Eine Sichtweise, die Freiburgs Trainer Christian Streich nicht unerwidert lassen konnte. Er konterte Weinzierls Schiedsrichter-Schelte mit Verweis auf eine Szene in der 57. Minute. Da kassierte Rückkehrer Benjamin Pavard nach einem Schubser gegen Freiburgs Keven Schlotterbeck Gelb. Nur Gelb, wie Streich befand und seinerseits seinen Teil zu diesem unterhaltsamen Baden-Württemberg-Duell beitrug.

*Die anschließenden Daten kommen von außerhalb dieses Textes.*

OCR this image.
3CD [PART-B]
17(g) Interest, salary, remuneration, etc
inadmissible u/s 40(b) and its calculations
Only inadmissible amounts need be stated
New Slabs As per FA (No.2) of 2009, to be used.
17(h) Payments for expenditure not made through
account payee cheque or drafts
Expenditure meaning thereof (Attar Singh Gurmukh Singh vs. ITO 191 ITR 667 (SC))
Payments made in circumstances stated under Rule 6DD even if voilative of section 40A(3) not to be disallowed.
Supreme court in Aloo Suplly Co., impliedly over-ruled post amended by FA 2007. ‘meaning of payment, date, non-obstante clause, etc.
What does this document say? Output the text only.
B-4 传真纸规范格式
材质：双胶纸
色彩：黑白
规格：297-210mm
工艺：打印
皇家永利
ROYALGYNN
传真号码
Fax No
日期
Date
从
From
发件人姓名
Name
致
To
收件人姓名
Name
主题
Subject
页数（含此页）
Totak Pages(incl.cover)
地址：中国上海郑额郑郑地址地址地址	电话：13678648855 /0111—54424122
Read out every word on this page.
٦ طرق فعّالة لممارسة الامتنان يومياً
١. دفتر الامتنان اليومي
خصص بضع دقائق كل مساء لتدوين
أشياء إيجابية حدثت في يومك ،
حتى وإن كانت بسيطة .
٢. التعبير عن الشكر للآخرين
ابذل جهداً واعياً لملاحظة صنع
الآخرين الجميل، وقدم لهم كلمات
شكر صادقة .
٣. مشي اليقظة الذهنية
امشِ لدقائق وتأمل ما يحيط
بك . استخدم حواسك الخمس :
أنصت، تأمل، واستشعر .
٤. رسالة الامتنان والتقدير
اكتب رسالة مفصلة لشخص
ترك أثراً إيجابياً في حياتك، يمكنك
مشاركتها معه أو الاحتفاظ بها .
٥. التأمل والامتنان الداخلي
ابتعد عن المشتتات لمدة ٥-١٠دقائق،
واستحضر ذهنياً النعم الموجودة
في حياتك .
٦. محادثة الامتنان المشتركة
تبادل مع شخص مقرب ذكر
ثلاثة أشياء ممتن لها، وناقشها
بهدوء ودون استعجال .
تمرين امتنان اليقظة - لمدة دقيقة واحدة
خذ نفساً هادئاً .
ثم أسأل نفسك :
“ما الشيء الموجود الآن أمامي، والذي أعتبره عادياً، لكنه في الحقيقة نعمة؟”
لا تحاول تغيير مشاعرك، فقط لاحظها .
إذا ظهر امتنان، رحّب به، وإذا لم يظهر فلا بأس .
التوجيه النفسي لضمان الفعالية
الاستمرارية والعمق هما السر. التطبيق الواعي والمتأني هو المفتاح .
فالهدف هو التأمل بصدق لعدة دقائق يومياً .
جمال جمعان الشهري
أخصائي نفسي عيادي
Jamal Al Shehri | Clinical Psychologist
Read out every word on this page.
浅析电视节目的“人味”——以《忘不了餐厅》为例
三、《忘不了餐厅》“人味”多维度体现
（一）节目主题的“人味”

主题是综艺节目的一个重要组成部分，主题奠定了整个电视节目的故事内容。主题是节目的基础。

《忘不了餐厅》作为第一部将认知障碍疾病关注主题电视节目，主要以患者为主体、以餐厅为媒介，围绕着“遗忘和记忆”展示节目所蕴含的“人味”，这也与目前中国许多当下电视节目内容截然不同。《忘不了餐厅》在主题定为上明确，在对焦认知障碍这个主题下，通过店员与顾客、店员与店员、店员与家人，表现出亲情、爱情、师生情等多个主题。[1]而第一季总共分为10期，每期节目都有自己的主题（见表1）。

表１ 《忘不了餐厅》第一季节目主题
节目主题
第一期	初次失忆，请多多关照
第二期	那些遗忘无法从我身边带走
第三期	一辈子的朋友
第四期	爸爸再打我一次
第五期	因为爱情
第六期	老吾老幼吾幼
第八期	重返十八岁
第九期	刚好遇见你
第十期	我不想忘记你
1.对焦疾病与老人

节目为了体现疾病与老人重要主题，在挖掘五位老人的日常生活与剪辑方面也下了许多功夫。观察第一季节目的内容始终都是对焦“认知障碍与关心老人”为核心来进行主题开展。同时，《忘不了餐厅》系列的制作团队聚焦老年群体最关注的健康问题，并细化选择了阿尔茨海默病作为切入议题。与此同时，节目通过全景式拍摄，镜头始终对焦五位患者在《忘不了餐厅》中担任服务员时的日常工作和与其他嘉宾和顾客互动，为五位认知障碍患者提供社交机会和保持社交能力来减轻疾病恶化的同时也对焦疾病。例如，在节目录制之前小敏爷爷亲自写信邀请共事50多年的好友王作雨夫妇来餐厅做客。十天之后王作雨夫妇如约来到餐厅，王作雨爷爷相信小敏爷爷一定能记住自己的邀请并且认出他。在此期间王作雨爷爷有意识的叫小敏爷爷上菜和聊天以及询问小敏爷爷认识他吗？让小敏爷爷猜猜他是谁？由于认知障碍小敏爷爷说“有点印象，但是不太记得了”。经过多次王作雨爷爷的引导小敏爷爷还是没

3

Ein Platzverweis, vier Tore – aber nur ein Punkt für den VfB zum Beginn der Wochen der Wahrheit, die am Sonntag (18 Uhr) mit dem Duell bei Aufsteiger Fortuna Düsseldorf ihre Fortsetzung finden. Zwei Partien, in denen der Tabellen-16. endlich Boden gut machen wollte in der Fußball-Bundesliga. Stattdessen bleibt er nach dem unglücklichen, wenngleich leistungsgerechten 2:2 gegen die Breisgauer, auf der Strecke. Torhüter Ron-Robert Zieler haderte mit „zwei verlorenen Zählern, die wir dringend gebraucht hätten. Das Ergebnis tut weh.“

15 Punkte, Platz 16, der Abstand zum rettenden Ufer durch den 3:0-Sieg des FC Augsburg gegen den FSV Mainz 05 ist auf drei Punkte angewachsen. „Was jetzt zählt, sind Kampf und Wille“, blickte Sportchef Michael Reschke voraus. „Beides haben wir gegen Freiburg gezeigt. Und das wird in den kommenden Wochen entscheidend sein.“

Nach dem zweiten Heimspiel der Rückrunde kennzeichnen aber Frust, Enttäuschung und Ernüchterung den Gemütszustand im Lager der Weiß-Roten. Dabei hatte bis zur 93. Minute alles nach einem Stuttgarter Glücksmoment ausgesehen. Emiliano Insua (75.) und Daniel Didavi (83.) hatten die Partie nach dem frühen Rückstand durch Janik Haberer (4.) gedreht. Alles deutete auf den ersten Sieg nach zuvor vier Niederlagen in Folge hin. Der aber viele spielerische Probleme übertüncht hätte.

„Wir waren nicht die Bomben-Mannschaft, die den Gegner an die Wand gespielt hat“, sagte Weinzierl zu dem Auftritt seines Teams, der sich 75 Minuten lang mit „Bemüht, aber glücklos“ umschreiben ließ. Ohne Tempo und zündende Ideen, dafür fast immer mit dem für den Gegner vorhersehbaren Ball verstrickten sich die Jungs aus Cannstatt regelmäßig im Freiburger Abwehrdickicht.

Auch in Weinzierls 13. Spiel als VfB-Trainer waren kaum Automatismen zu erkennen. Einstudierte Laufwege, feste Positionen und Anspielstationen – all das bekamen die Anhänger von ihrem Herzensclub an diesem kalten Abend nur in Ansätzen zu sehen. Die Körpersprache verriet: Selbstvertrauen ist ein Fremdwort. Der Auftritt des argentinischen Doppels nach 75 Minuten markierte den ersten echten Höhepunkt. Mit der Brust legte Nicolas Gonzalez Landsmann Emiliano Insua zum Ausgleich auf. Es war Insuas zweites Bundesligator für den VfB – bereits im Hinspiel hatte er gegen die Südbadener getroffen. Daniel Didavi setzte mit seinem Flachschuss nach erneuter Vorarbeit von Gonzalez noch einen drauf. Doch die Freude währte nicht lange. „Wenn du das Spiel drehst und in Führung gehst, musst du das Ding auch über die Zeit bringen“, merkte Zieler zerknirscht an.

Der am Ende gemeinsam mit den frustrierten Fans die Erfahrung machen musste, dass ein Fußballspiel nicht immer 90 Minuten dauert. Sondern auch mal 95 Minuten.